Black workers’ high labor force participation has propelled American economic growth, often at extremely low pay. As the 1619 Project documents, Black slaves enduring brutal conditions for two centuries in Southern plantation and Northern industries to build the booming American economy. In the early 1900s, over one million African Americans joined the “Great Migration” to fill jobs in the steel, automobile, shipbuilding, and other heavy industries. W.E.B. DuBois described this pivotal moment of American capitalism: The giant forces of water and of steam were harnessed to do the world’s work, and the black workers of America bent at the bottom of a growing pyramid of commerce and industry. White employers underpaid and segregated Black workers, subjecting them to discrimination and hostility. We must recognize their labor—whether caring for children or turning out machines in a factory—as important parts of America’s growth.

So where are we today? Black workers make up a larger part of the workforce and face record-low unemployment. Yet this is not the whole story. Black workers still face persistent employment barriers. Over the last decades, many jobs have moved away from metropolitan areas to suburbs and exurbs that are inaccessible to Black workers. The racially segregated parts of the city where Black workers live offer severely limited employment options.

Racial disparities persist. Black graduates are nearly 10 percentage points likelier to be employed in an occupation not requiring a college degree than their white peers. Staggering numbers of African American workers experience workplace discrimination, and Black women are less likely to be promoted than men or other women. This leads to troubling outcomes: In 2017, Black men’s wages were 69.7 percent of white men’s, while Black women’s wages were 60.8 percent. Despite broad historical gains in labor force participation and educational attainment, our country still has a long way to go.

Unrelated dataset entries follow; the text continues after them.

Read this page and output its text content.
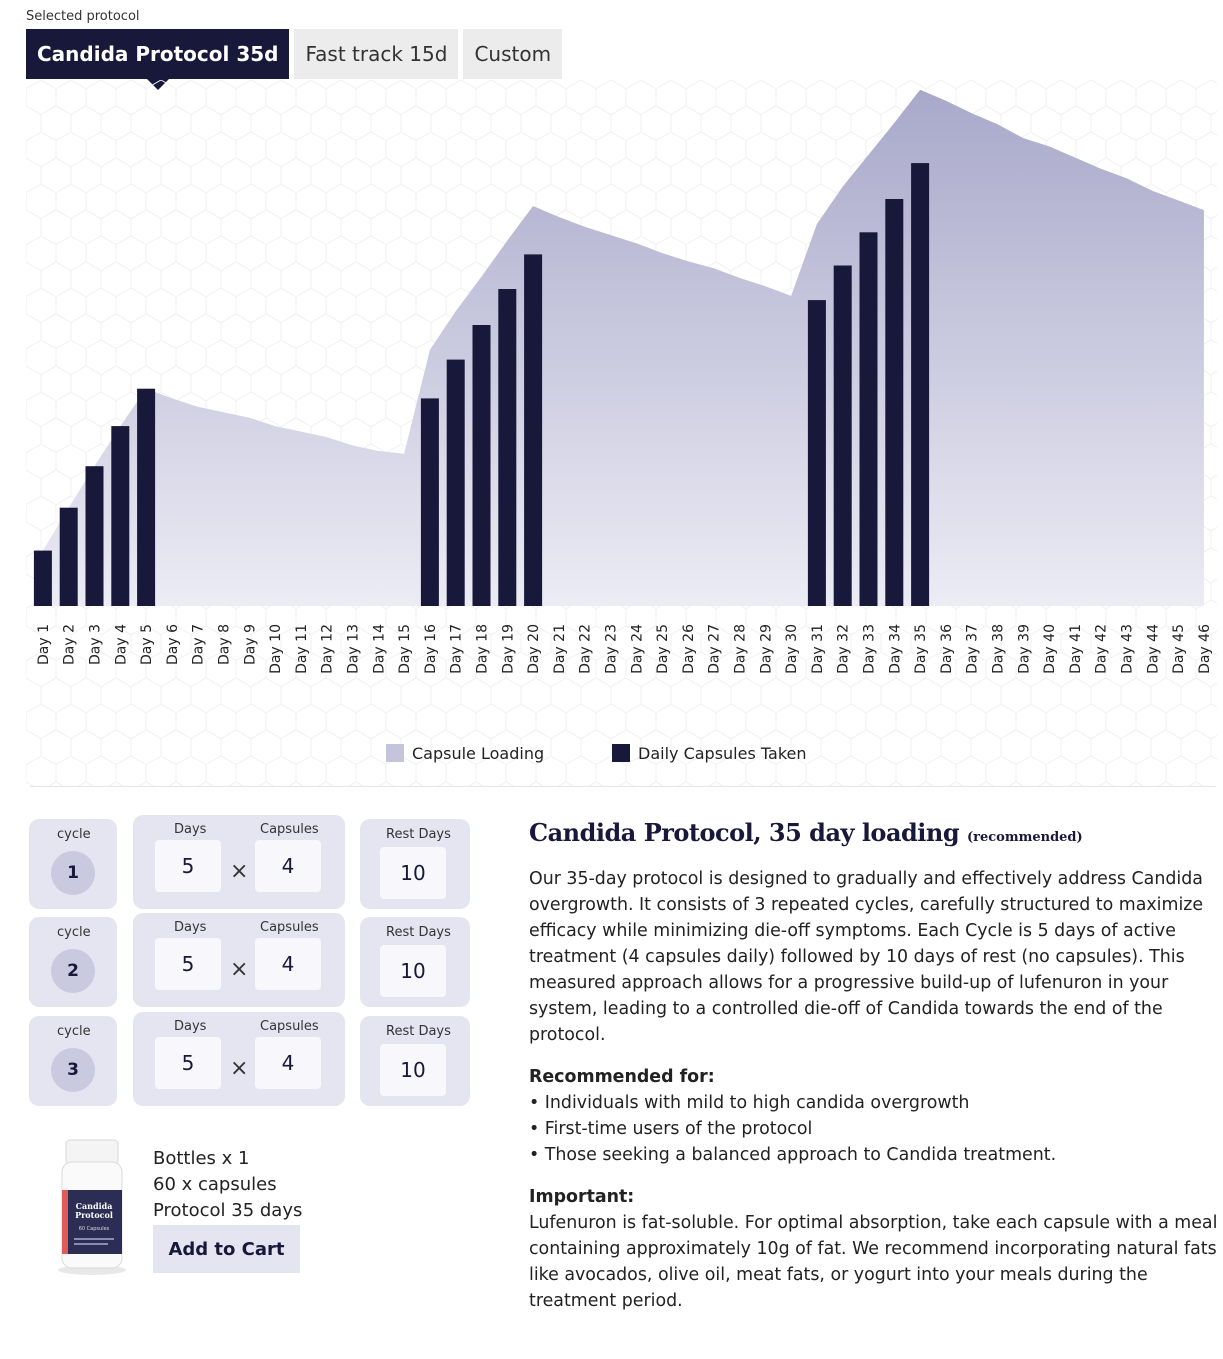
Selected protocol
Candida Protocol 35d	Fast track 15d	Custom
Day 1 Day 2 Day 3 Day 4 Day 5 Day 6 Day 7 Day 8 Day 9 Day 10 Day 11 Day 12 Day 13 Day 14 Day 15 Day 16 Day 17 Day 18 Day 19 Day 20 Day 21 Day 22 Day 23 Day 24 Day 25 Day 26 Day 27 Day 28 Day 29 Day 30 Day 31 Day 32 Day 33 Day 34 Day 35 Day 36 Day 37 Day 38 Day 39 Day 40 Day 41 Day 42 Day 43 Day 44 Day 45 Day 46
Capsule Loading	Daily Capsules Taken
cycle
1
Days	Capsules
5	×	4
Rest Days
10
cycle
2
Days	Capsules
5	×	4
Rest Days
10
cycle
3
Days	Capsules
5	×	4
Rest Days
10
Candida
Protocol
60 Capsules
Bottles x 1
60 x capsules
Protocol 35 days
Add to Cart
Candida Protocol, 35 day loading (recommended)

Our 35-day protocol is designed to gradually and effectively address Candida overgrowth. It consists of 3 repeated cycles, carefully structured to maximize efficacy while minimizing die-off symptoms. Each Cycle is 5 days of active treatment (4 capsules daily) followed by 10 days of rest (no capsules). This measured approach allows for a progressive build-up of lufenuron in your system, leading to a controlled die-off of Candida towards the end of the protocol.

Recommended for:
• Individuals with mild to high candida overgrowth
• First-time users of the protocol
• Those seeking a balanced approach to Candida treatment.
Important:
Lufenuron is fat-soluble. For optimal absorption, take each capsule with a meal containing approximately 10g of fat. We recommend incorporating natural fats like avocados, olive oil, meat fats, or yogurt into your meals during the treatment period.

Black workers have also been at the forefront of resistance, agency, change, and solidarity with other workers. While history books and the BLS may not have covered these events, African Americans have led countless powerful moments of labor activism: the 1881 Atlanta Washerwomen Strike, the 1955-6 Montgomery Bus Boycott, the 1963 March on Washington for Jobs and Freedom, and the 2019 UAW General Motors strike.

As policymakers, advocates, and workers rally for a more inclusive and accessible workplace, we must recognize the immense structural discrimination and barriers that Black workers face. At the same time, we celebrate the deep contributions of Black workers to the foundation of America, its infrastructure and economy—from the first enslaved Africans to those workers and activists fighting for positive change today.